Orest Atamanchuk

Personal information
- Date of birth: 5 September 1971 (age 53)
- Place of birth: Ukrainian SSR, USSR
- Height: 1.84 m (6 ft 0 in)
- Position(s): Forward

Senior career*
- Years: Team / Apps / (Gls)
- 1995–1997: Khutrovyk Tysmenytsia / 75 / (28)
- 1997–1998: Desna Chernihiv / 41 / (10)
- 1998: Slavutych-ChAES / 1 / (0)
- 1998–1999: Kryvbas Kryvyi Rih / 12 / (3)
- 1998–1999: Kryvbas-2 Kryvyi Rih / 11 / (3)
- 1999–2000: Prykarpattia Ivano-Frankivsk / 14 / (3)
- 1999–2000: → Prykarpattia-2 Ivano-Frankivsk / 4 / (3)
- 2001–2002: Kryvbas Kryvyi Rih / 12 / (0)
- 2003–2005: Spartak Ivano-Frankivsk / 19 / (3)
- 2004–2005: Krymteplytsia Molodizhne / 10 / (0)
- 2005–2007: Kryvbas Kryvyi Rih / 48 / (11)

= Orest Atamanchuk =

Soviet footballer and Ukrainian coach

Orest Atamanchuk (Атаманчук Орест Богданович) is a Ukrainian retired footballer.

==Career==
Orest Atamanchuk, started his career in 1995 at Khutrovyk Tysmenytsia. In summer 1997 he moved to Desna Chernihiv, the main club in the city of Chernihiv, then he moved to Slavutych-ChAES. In 1998 he moved to Kryvbas Kryvyi Rih, Kryvbas-2 Kryvyi Rih and in 1999 he played for Prykarpattia Ivano-Frankivsk and Prykarpattia-2 Ivano-Frankivsk.
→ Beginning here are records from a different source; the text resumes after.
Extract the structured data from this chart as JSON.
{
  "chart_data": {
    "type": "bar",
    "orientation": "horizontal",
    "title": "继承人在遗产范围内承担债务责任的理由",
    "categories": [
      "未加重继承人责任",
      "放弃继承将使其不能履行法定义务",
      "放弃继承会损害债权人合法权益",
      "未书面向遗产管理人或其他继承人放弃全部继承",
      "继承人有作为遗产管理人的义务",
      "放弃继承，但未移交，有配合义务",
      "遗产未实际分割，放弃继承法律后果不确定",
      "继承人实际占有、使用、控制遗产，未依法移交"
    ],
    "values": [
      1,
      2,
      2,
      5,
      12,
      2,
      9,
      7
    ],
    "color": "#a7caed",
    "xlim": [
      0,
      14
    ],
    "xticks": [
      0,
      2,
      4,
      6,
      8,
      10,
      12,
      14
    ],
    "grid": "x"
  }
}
In 2001 he played again for Kryvbas Kryvyi Rih and in 2003 he played 19 matches scoring 3 goals with Spartak Ivano-Frankivsk. I 2004 he played 10 matches with Krymteplytsia Molodizhne, the club in Crimea and 48 matches and scoring 11 goals with Kryvbas Kryvyi Rih.